``Elderly people sleep sounder, and they're less agile,'' State Fire Marshal Ray Lambert said. ``Frankly, we have a high number of elderly people who live alone and they do not have a smoke detector or one that works. That's a sad fact.''
The Federal Emergency Management Agency says 87 people died in house fires in North Dakota from 1989 to 1998. Twenty-one of the deaths, or 24 percent, were people 65 or older, the agency said. The national average is 31.4 percent.
The agency's report released Thursday, is part of a national campaign to encourage elderly people to be careful when cooking, smoking or using heaters in their homes. The agency said those are the primary causes of fire-related deaths in North Dakota and the nation.

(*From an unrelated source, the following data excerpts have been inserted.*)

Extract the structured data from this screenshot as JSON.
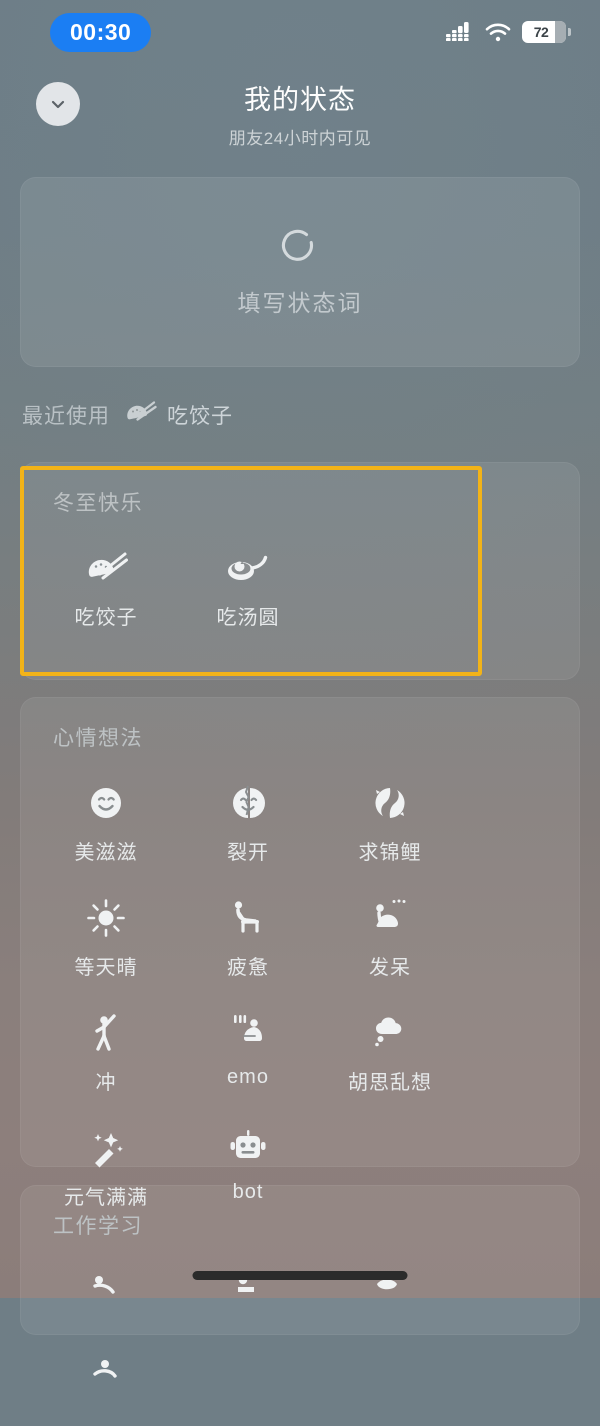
{
  "status_bar": {
    "time": "00:30",
    "battery_level": "72",
    "signal_icon": "cellular-signal-icon",
    "wifi_icon": "wifi-icon",
    "battery_icon": "battery-icon",
    "time_pill_color": "#1b7ef3"
  },
  "header": {
    "back_icon": "chevron-down-icon",
    "title": "我的状态",
    "subtitle": "朋友24小时内可见"
  },
  "input_card": {
    "icon": "emoji-ring-placeholder-icon",
    "placeholder": "填写状态词"
  },
  "recent": {
    "label": "最近使用",
    "item": {
      "icon": "dumpling-chopsticks-icon",
      "label": "吃饺子"
    }
  },
  "sections": [
    {
      "id": "winter",
      "title": "冬至快乐",
      "highlighted": true,
      "items": [
        {
          "icon": "dumpling-chopsticks-icon",
          "label": "吃饺子"
        },
        {
          "icon": "tangyuan-spoon-icon",
          "label": "吃汤圆"
        }
      ]
    },
    {
      "id": "mood",
      "title": "心情想法",
      "highlighted": false,
      "items": [
        {
          "icon": "smiling-face-icon",
          "label": "美滋滋"
        },
        {
          "icon": "cracked-face-icon",
          "label": "裂开"
        },
        {
          "icon": "koi-fish-icon",
          "label": "求锦鲤"
        },
        {
          "icon": "sun-icon",
          "label": "等天晴"
        },
        {
          "icon": "tired-person-icon",
          "label": "疲惫"
        },
        {
          "icon": "daydreaming-person-icon",
          "label": "发呆"
        },
        {
          "icon": "person-raising-arm-icon",
          "label": "冲"
        },
        {
          "icon": "crouching-person-icon",
          "label": "emo"
        },
        {
          "icon": "thought-cloud-icon",
          "label": "胡思乱想"
        },
        {
          "icon": "magic-wand-sparkle-icon",
          "label": "元气满满"
        },
        {
          "icon": "robot-head-icon",
          "label": "bot"
        }
      ]
    },
    {
      "id": "work",
      "title": "工作学习",
      "highlighted": false,
      "items": []
    }
  ],
  "annotation": {
    "color": "#f2b318",
    "target_section": "冬至快乐"
  },
  "home_indicator": "home-indicator-bar"
}
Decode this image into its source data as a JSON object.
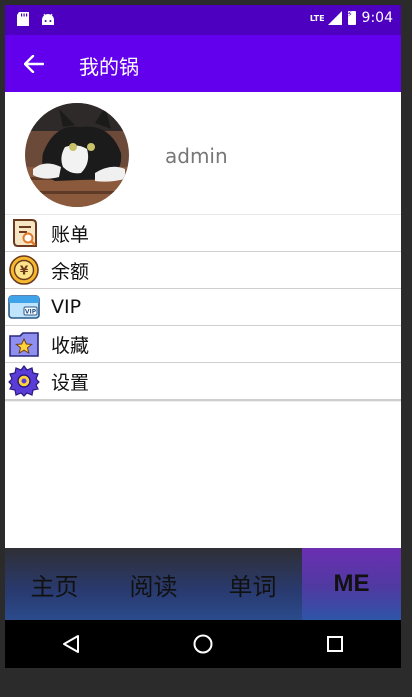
{
  "status_bar": {
    "time": "9:04",
    "network": "LTE",
    "icons": [
      "sd-card-icon",
      "android-icon",
      "signal-icon",
      "battery-icon"
    ]
  },
  "app_bar": {
    "title": "我的锅",
    "back_icon": "arrow-left-icon"
  },
  "profile": {
    "username": "admin",
    "avatar": "cat-photo"
  },
  "menu": {
    "items": [
      {
        "label": "账单",
        "icon": "bill-icon"
      },
      {
        "label": "余额",
        "icon": "coin-icon"
      },
      {
        "label": "VIP",
        "icon": "vip-card-icon"
      },
      {
        "label": "收藏",
        "icon": "favorite-folder-icon"
      },
      {
        "label": "设置",
        "icon": "gear-icon"
      }
    ]
  },
  "tabs": {
    "items": [
      {
        "label": "主页"
      },
      {
        "label": "阅读"
      },
      {
        "label": "单词"
      },
      {
        "label": "ME"
      }
    ],
    "active_index": 3
  },
  "nav_bar": {
    "buttons": [
      "back-triangle-icon",
      "home-circle-icon",
      "recents-square-icon"
    ]
  },
  "colors": {
    "status_bar": "#4d00c0",
    "app_bar": "#6200ee",
    "tab_bar": "#293a70",
    "active_tab": "#6b2fb2"
  }
}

The report puts the risk of dying in a residential house fire for seniors in North Dakota at one in 44,414 - compared to one in 83,431 for people under age 65.
Lambert said there is no specific safety program to address the hazard. But he said a statewide safety campaign could be started in the future to target senior citizens.
``We are certainly going to analyze this,'' Lambert said. ``We are aware that nationally, a high percentage of the elderly - and the very young - are more likely to die in structural fires.
Between 2000 and 2003, five of North Dakota's 34 residential fire fatalities involved residents aged 65 and older, Lambert said.
Most of the residential fire deaths since 2000 have involved people from their mid-20s to 50, Lambert said. Alcohol use was a factor in several of those deaths, he said.